That's not to say that a generative AI can write application code better than database code. I think in both cases it can be helpful or hurtful. As I read the article, I find myself agreeing that AI has changed software development. It's a tool, and it can be useful. It can help structure code, point out issues, and help with building tests.
That being said, I also agree with this sentence in the article: "...given that to write anything resembling maintainable code with AI, you'll need some level of expertise in programming." Everything I've seen from AIs still requires a review from a human that understands if the AI is on the right track in approaching the problem. I've written this a few times (and discussed it with others) that I think an AI produces junior level code in many cases, and it takes a subject matter expert to decide if that's OK for the situation.

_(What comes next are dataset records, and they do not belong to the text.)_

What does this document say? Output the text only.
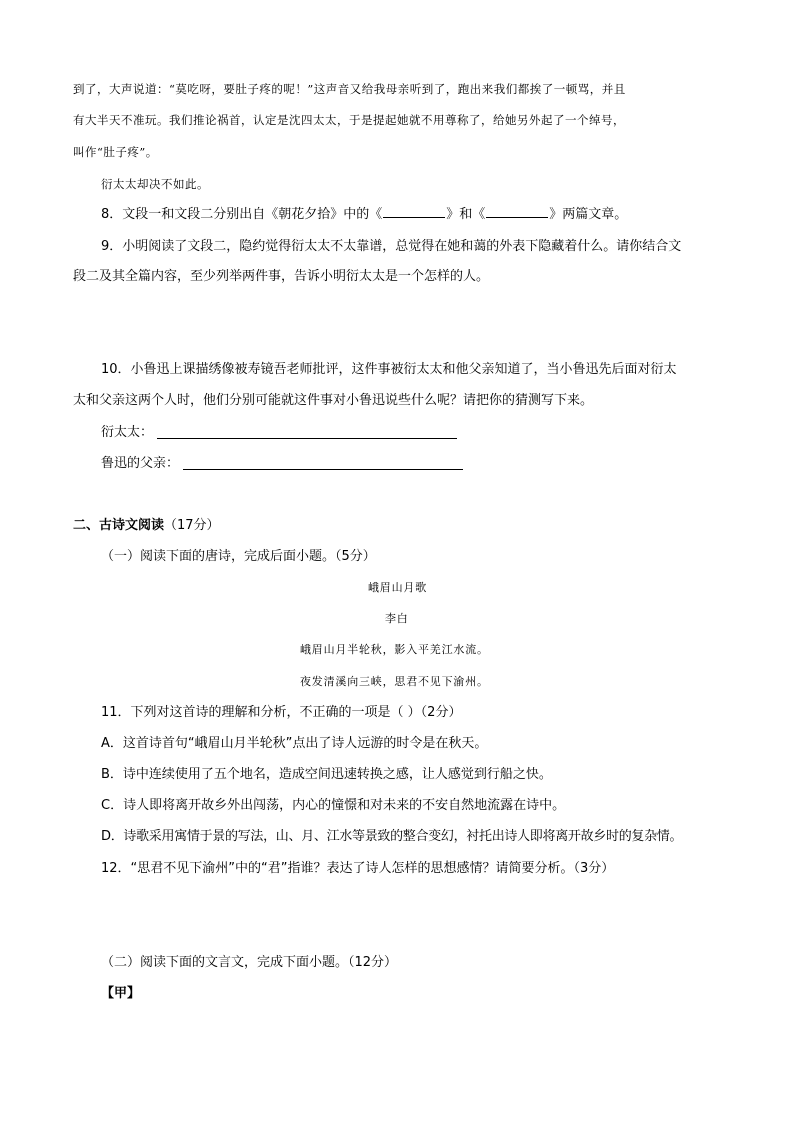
到了，大声说道：“莫吃呀，要肚子疼的呢！”这声音又给我母亲听到了，跑出来我们都挨了一顿骂，并且
有大半天不准玩。我们推论祸首，认定是沈四太太，于是提起她就不用尊称了，给她另外起了一个绰号，
叫作“肚子疼”。
衍太太却决不如此。
8．文段一和文段二分别出自《朝花夕拾》中的《	》和《	》两篇文章。
9．小明阅读了文段二，隐约觉得衍太太不太靠谱，总觉得在她和蔼的外表下隐藏着什么。请你结合文
段二及其全篇内容，至少列举两件事，告诉小明衍太太是一个怎样的人。
10．小鲁迅上课描绣像被寿镜吾老师批评，这件事被衍太太和他父亲知道了，当小鲁迅先后面对衍太
太和父亲这两个人时，他们分别可能就这件事对小鲁迅说些什么呢？请把你的猜测写下来。
衍太太：
鲁迅的父亲：
二、古诗文阅读（17分）
（一）阅读下面的唐诗，完成后面小题。（5分）
峨眉山月歌
李白
峨眉山月半轮秋，影入平羌江水流。
夜发清溪向三峡，思君不见下渝州。
11．下列对这首诗的理解和分析，不正确的一项是（ ）（2分）
A．这首诗首句“峨眉山月半轮秋”点出了诗人远游的时令是在秋天。
B．诗中连续使用了五个地名，造成空间迅速转换之感，让人感觉到行船之快。
C．诗人即将离开故乡外出闯荡，内心的憧憬和对未来的不安自然地流露在诗中。
D．诗歌采用寓情于景的写法，山、月、江水等景致的整合变幻，衬托出诗人即将离开故乡时的复杂情。
12．“思君不见下渝州”中的“君”指谁？表达了诗人怎样的思想感情？请简要分析。（3分）
（二）阅读下面的文言文，完成下面小题。（12分）
【甲】
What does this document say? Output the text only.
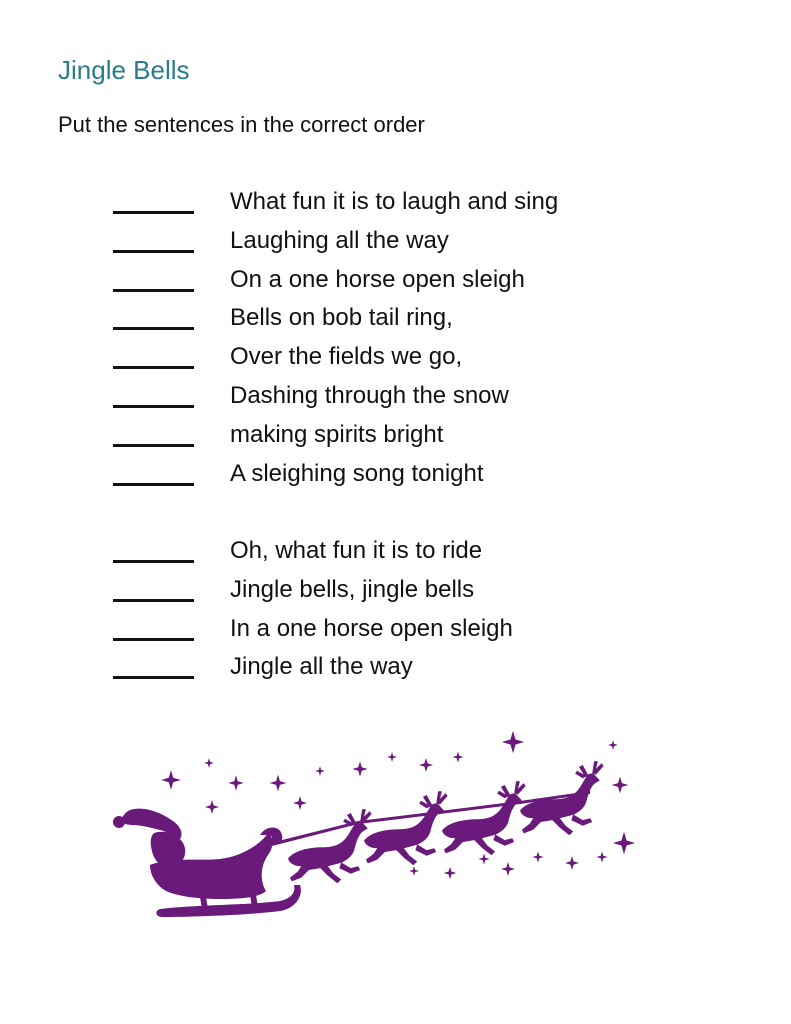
Jingle Bells
Put the sentences in the correct order
What fun it is to laugh and sing
Laughing all the way
On a one horse open sleigh
Bells on bob tail ring,
Over the fields we go,
Dashing through the snow
making spirits bright
A sleighing song tonight
Oh, what fun it is to ride
Jingle bells, jingle bells
In a one horse open sleigh
Jingle all the way
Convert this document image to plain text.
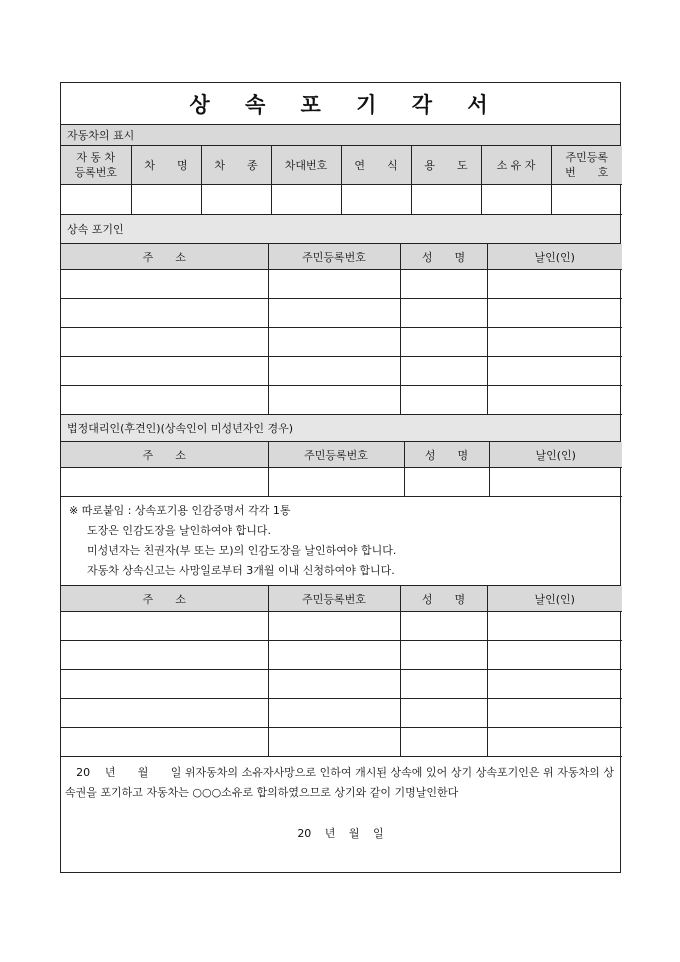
상 속 포 기 각 서
자동차의 표시
자 동 차
등록번호	차　　명	차　　종	차대번호	연　　식	용　　도	소 유 자	주민등록
번　　호

상속 포기인
주　　소	주민등록번호	성　　명	날인(인)

법정대리인(후견인)(상속인이 미성년자인 경우)
주　　소	주민등록번호	성　　명	날인(인)

※ 따로붙임 : 상속포기용 인감증명서 각각 1통
도장은 인감도장을 날인하여야 합니다.
미성년자는 친권자(부 또는 모)의 인감도장을 날인하여야 합니다.
자동차 상속신고는 사망일로부터 3개월 이내 신청하여야 합니다.
주　　소	주민등록번호	성　　명	날인(인)

　20　 년　　월　　일 위자동차의 소유자사망으로 인하여 개시된 상속에 있어 상기 상속포기인은 위 자동차의 상속권을 포기하고 자동차는 ○○○소유로 합의하였으므로 상기와 같이 기명날인한다
20 년 월 일
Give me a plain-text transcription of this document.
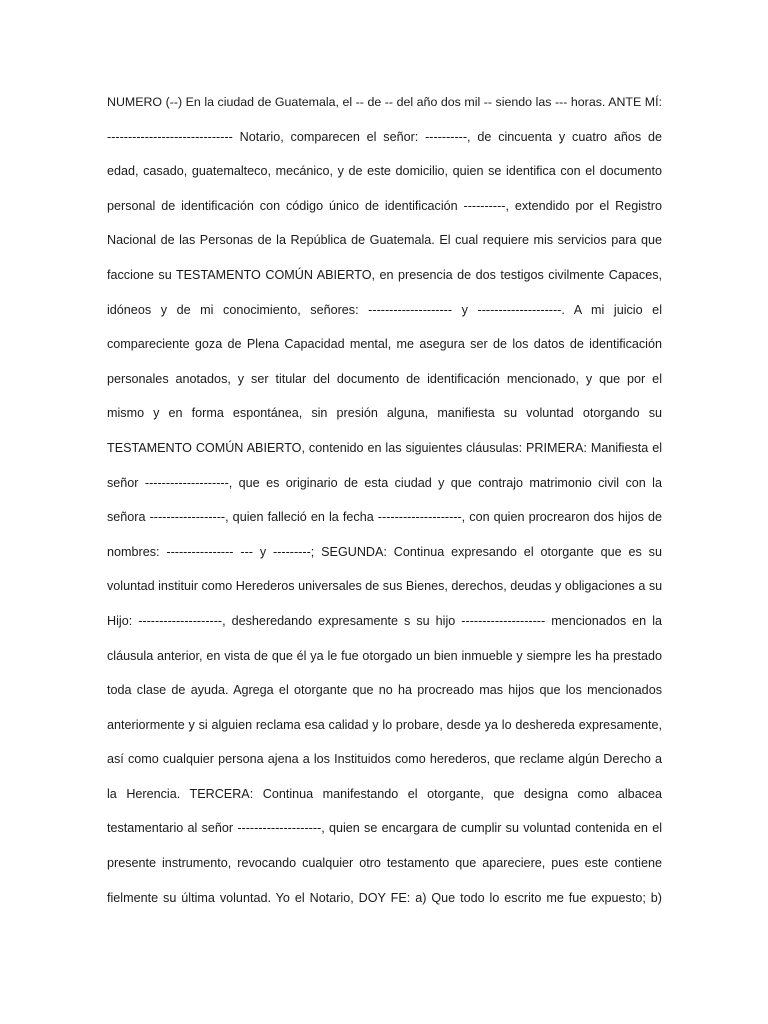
NUMERO (--) En la ciudad de Guatemala, el -- de -- del año dos mil -- siendo las --- horas. ANTE MÍ:
------------------------------ Notario, comparecen el señor: ----------, de cincuenta y cuatro años de
edad, casado, guatemalteco, mecánico, y de este domicilio, quien se identifica con el documento
personal de identificación con código único de identificación ----------, extendido por el Registro
Nacional de las Personas de la República de Guatemala. El cual requiere mis servicios para que
faccione su TESTAMENTO COMÚN ABIERTO, en presencia de dos testigos civilmente Capaces,
idóneos y de mi conocimiento, señores: -------------------- y --------------------. A mi juicio el
compareciente goza de Plena Capacidad mental, me asegura ser de los datos de identificación
personales anotados, y ser titular del documento de identificación mencionado, y que por el
mismo y en forma espontánea, sin presión alguna, manifiesta su voluntad otorgando su
TESTAMENTO COMÚN ABIERTO, contenido en las siguientes cláusulas: PRIMERA: Manifiesta el
señor --------------------, que es originario de esta ciudad y que contrajo matrimonio civil con la
señora ------------------, quien falleció en la fecha --------------------, con quien procrearon dos hijos de
nombres: ---------------- --- y ---------; SEGUNDA: Continua expresando el otorgante que es su
voluntad instituir como Herederos universales de sus Bienes, derechos, deudas y obligaciones a su
Hijo: --------------------, desheredando expresamente s su hijo -------------------- mencionados en la
cláusula anterior, en vista de que él ya le fue otorgado un bien inmueble y siempre les ha prestado
toda clase de ayuda. Agrega el otorgante que no ha procreado mas hijos que los mencionados
anteriormente y si alguien reclama esa calidad y lo probare, desde ya lo deshereda expresamente,
así como cualquier persona ajena a los Instituidos como herederos, que reclame algún Derecho a
la Herencia. TERCERA: Continua manifestando el otorgante, que designa como albacea
testamentario al señor --------------------, quien se encargara de cumplir su voluntad contenida en el
presente instrumento, revocando cualquier otro testamento que apareciere, pues este contiene
fielmente su última voluntad. Yo el Notario, DOY FE: a) Que todo lo escrito me fue expuesto; b)
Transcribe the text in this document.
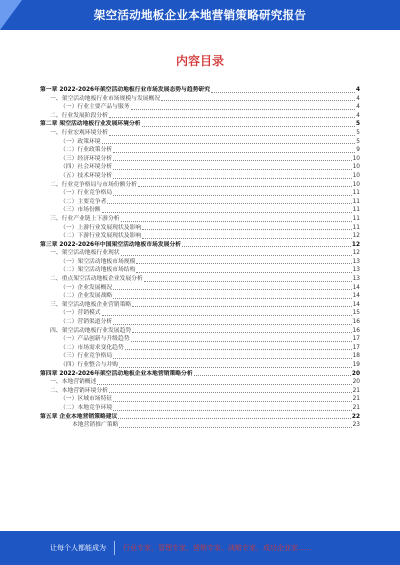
架空活动地板企业本地营销策略研究报告
内容目录
第一章 2022-2026年架空活动地板行业市场发展态势与趋势研究	4
一、架空活动地板行业市场规模与发展概况	4
（一）行业主要产品与服务	4
二、行业发展阶段分析	4
第二章 架空活动地板行业发展环境分析	5
一、行业宏观环境分析	5
（一）政策环境	5
（二）行业政策分析	9
（三）经济环境分析	10
（四）社会环境分析	10
（五）技术环境分析	10
二、行业竞争格局与市场份额分析	10
（一）行业竞争格局	11
（二）主要竞争者	11
（三）市场份额	11
三、行业产业链上下游分析	11
（一）上游行业发展现状及影响	11
（二）下游行业发展现状及影响	12
第三章 2022-2026年中国架空活动地板市场发展分析	12
一、架空活动地板行业现状	12
（一）架空活动地板市场规模	13
（二）架空活动地板市场结构	13
二、重点架空活动地板企业发展分析	13
（一）企业发展概况	14
（二）企业发展战略	14
三、架空活动地板企业营销策略	14
（一）营销模式	15
（二）营销渠道分析	16
四、架空活动地板行业发展趋势	16
（一）产品创新与升级趋势	17
（二）市场需求变化趋势	17
（三）行业竞争格局	18
（四）行业整合与并购	19
第四章 2022-2026年架空活动地板企业本地营销策略分析	20
一、本地营销概述	20
二、本地营销环境分析	21
（一）区域市场特征	21
（二）本地竞争环境	21
第五章 企业本地营销策略建议	22
本地营销推广策略	23
让每个人都能成为 行业专家、管理专家、营销专家、战略专家、成功企业家……
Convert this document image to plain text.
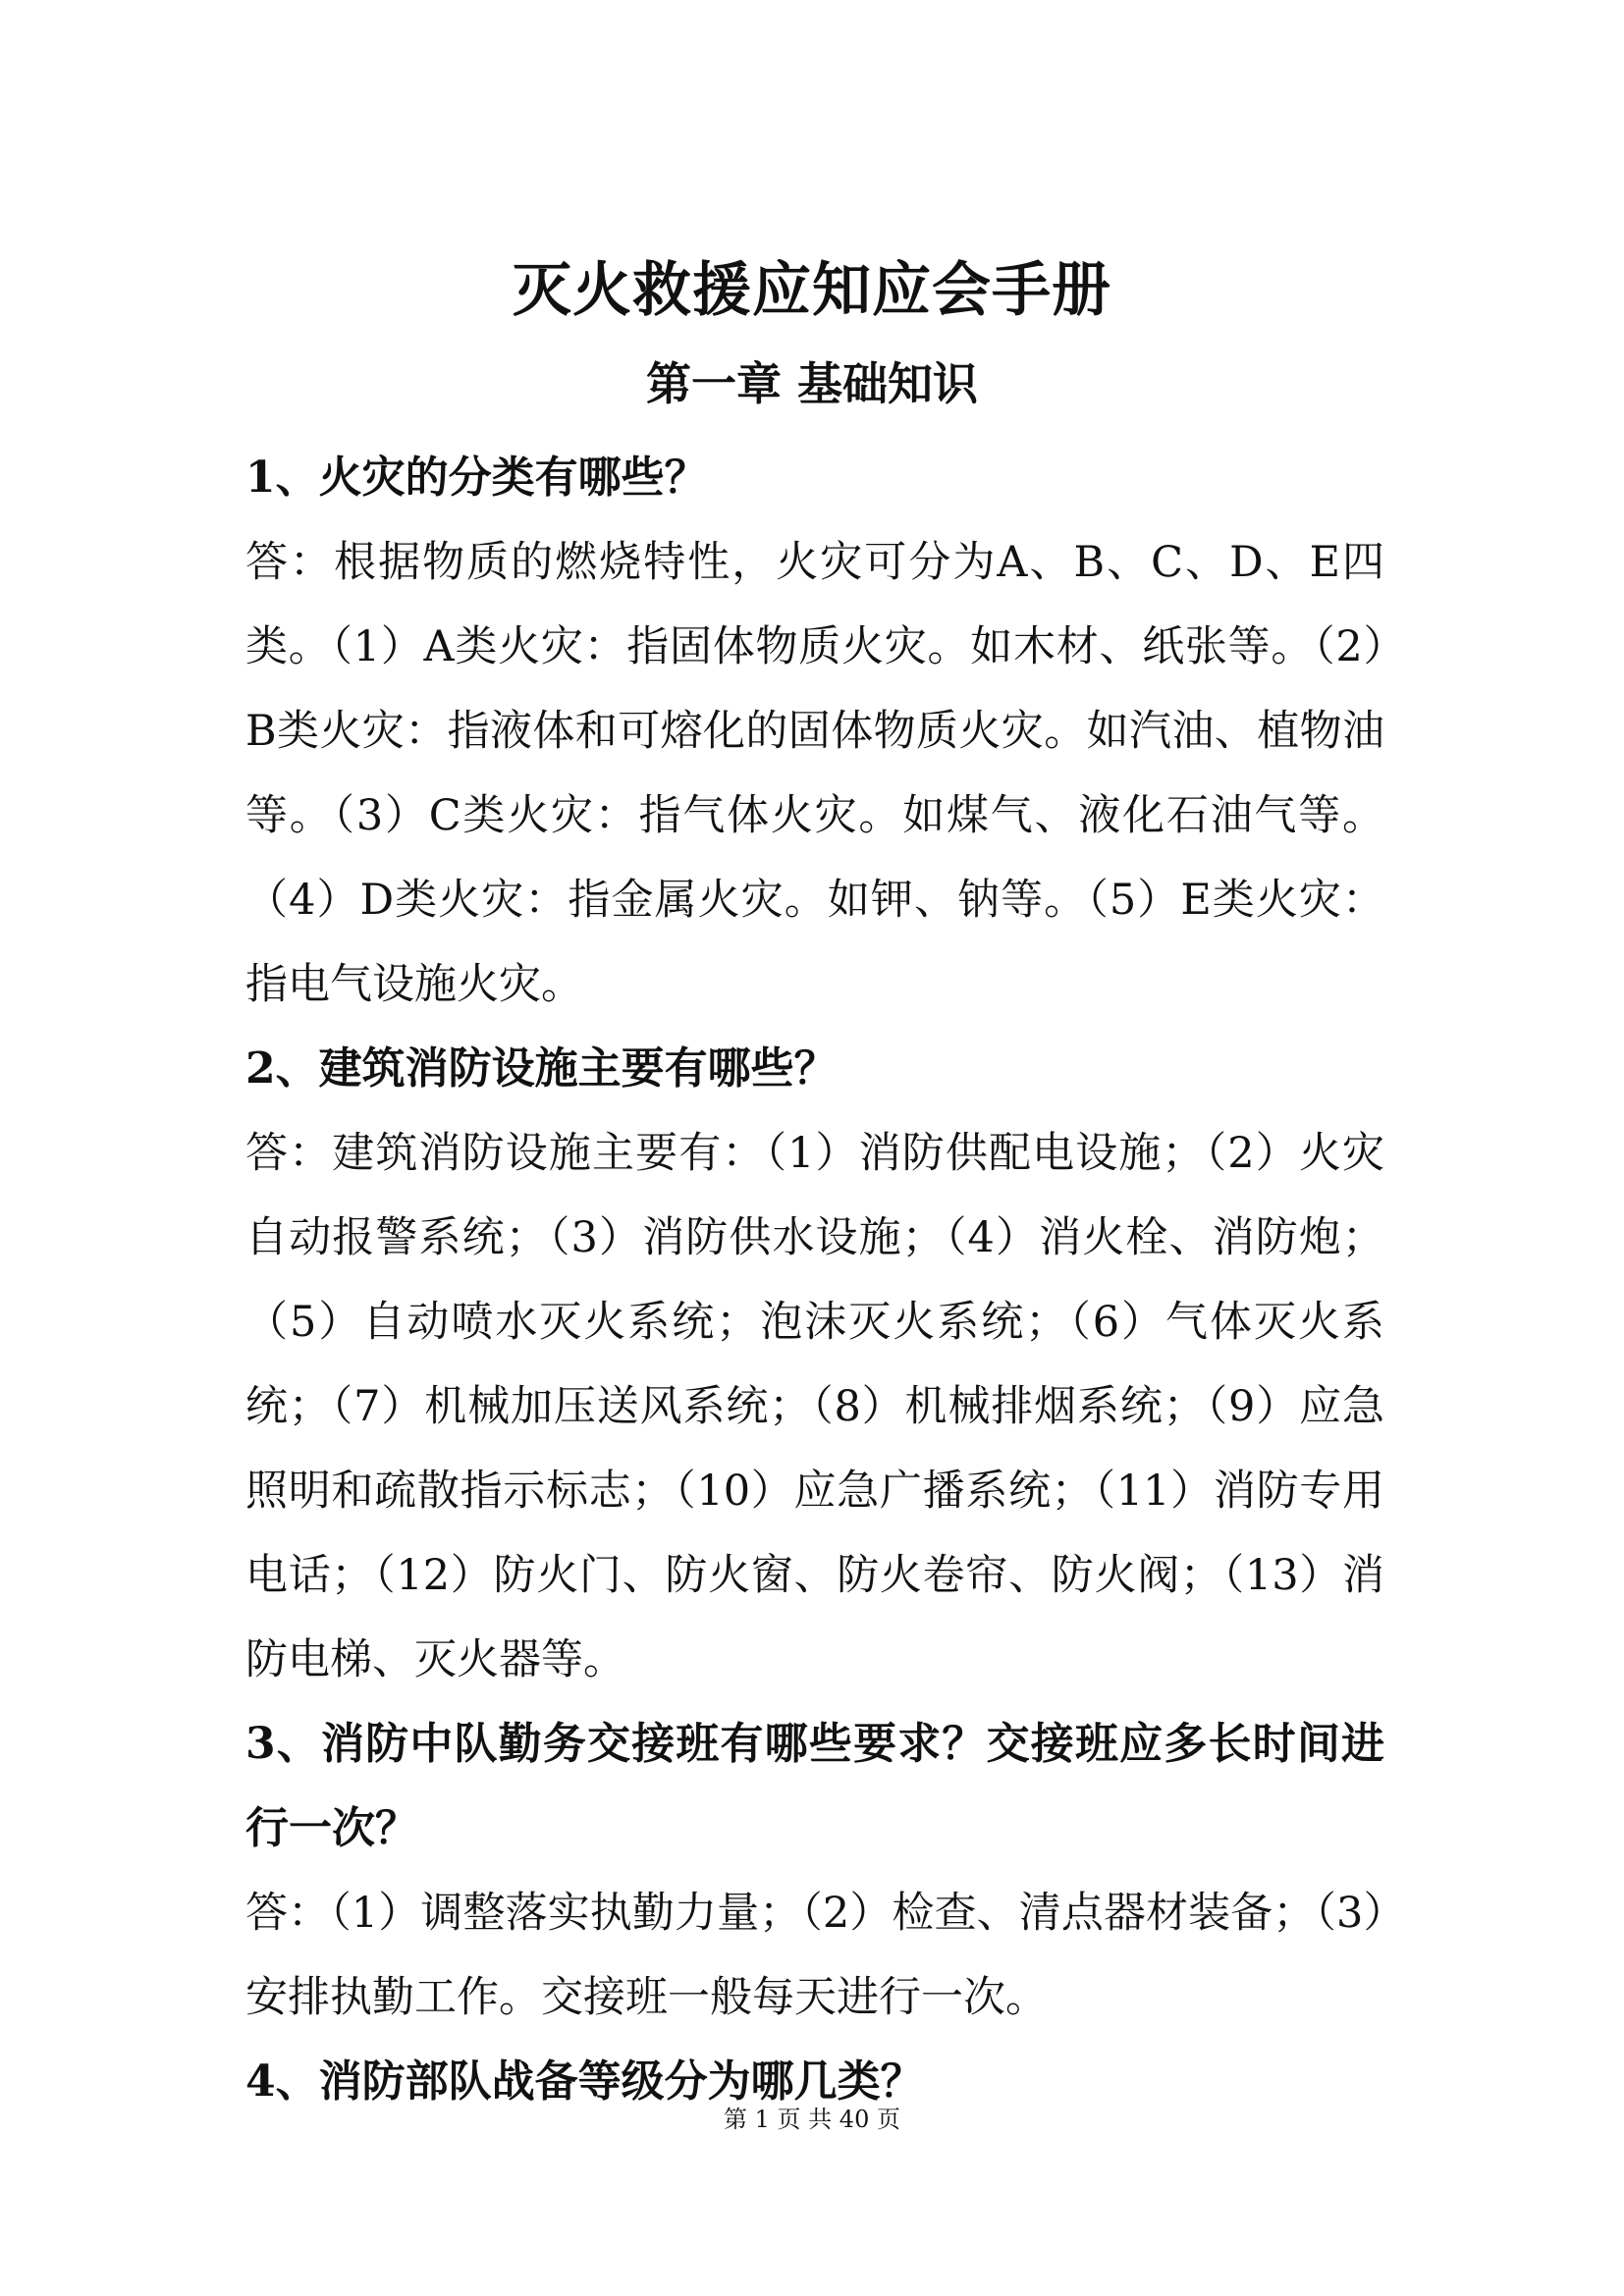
灭火救援应知应会手册
第一章 基础知识

1、火灾的分类有哪些？

答：根据物质的燃烧特性，火灾可分为A、B、C、D、E四类。（1）A类火灾：指固体物质火灾。如木材、纸张等。（2）B类火灾：指液体和可熔化的固体物质火灾。如汽油、植物油等。（3）C类火灾：指气体火灾。如煤气、液化石油气等。（4）D类火灾：指金属火灾。如钾、钠等。（5）E类火灾：指电气设施火灾。

2、建筑消防设施主要有哪些？

答：建筑消防设施主要有：（1）消防供配电设施；（2）火灾自动报警系统；（3）消防供水设施；（4）消火栓、消防炮；（5）自动喷水灭火系统；泡沫灭火系统；（6）气体灭火系统；（7）机械加压送风系统；（8）机械排烟系统；（9）应急照明和疏散指示标志；（10）应急广播系统；（11）消防专用电话；（12）防火门、防火窗、防火卷帘、防火阀；（13）消防电梯、灭火器等。

3、消防中队勤务交接班有哪些要求？交接班应多长时间进行一次？

答：（1）调整落实执勤力量；（2）检查、清点器材装备；（3）安排执勤工作。交接班一般每天进行一次。

4、消防部队战备等级分为哪几类？

第 1 页 共 40 页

However, I feel that AI does a few things really well. First, it's a great search engine, able to understand multiple prompts in a row that narrow in the thing I might spend much more time searching for. It also does some nice predictive things in guessing what code is needed next. In most application languages, this is helpful. In SQL, not so much, since the SQL language lays code out in a way that makes it harder to predict things. The LINQ structure of from, where, select is much more cleaner in many ways. If only RDBMSes natively executed LINQ...
If you've tried AI, what has worked, what prompts give you help? Is there anything especially time-saving you've found? I, and many others, are looking to understand where it can help us.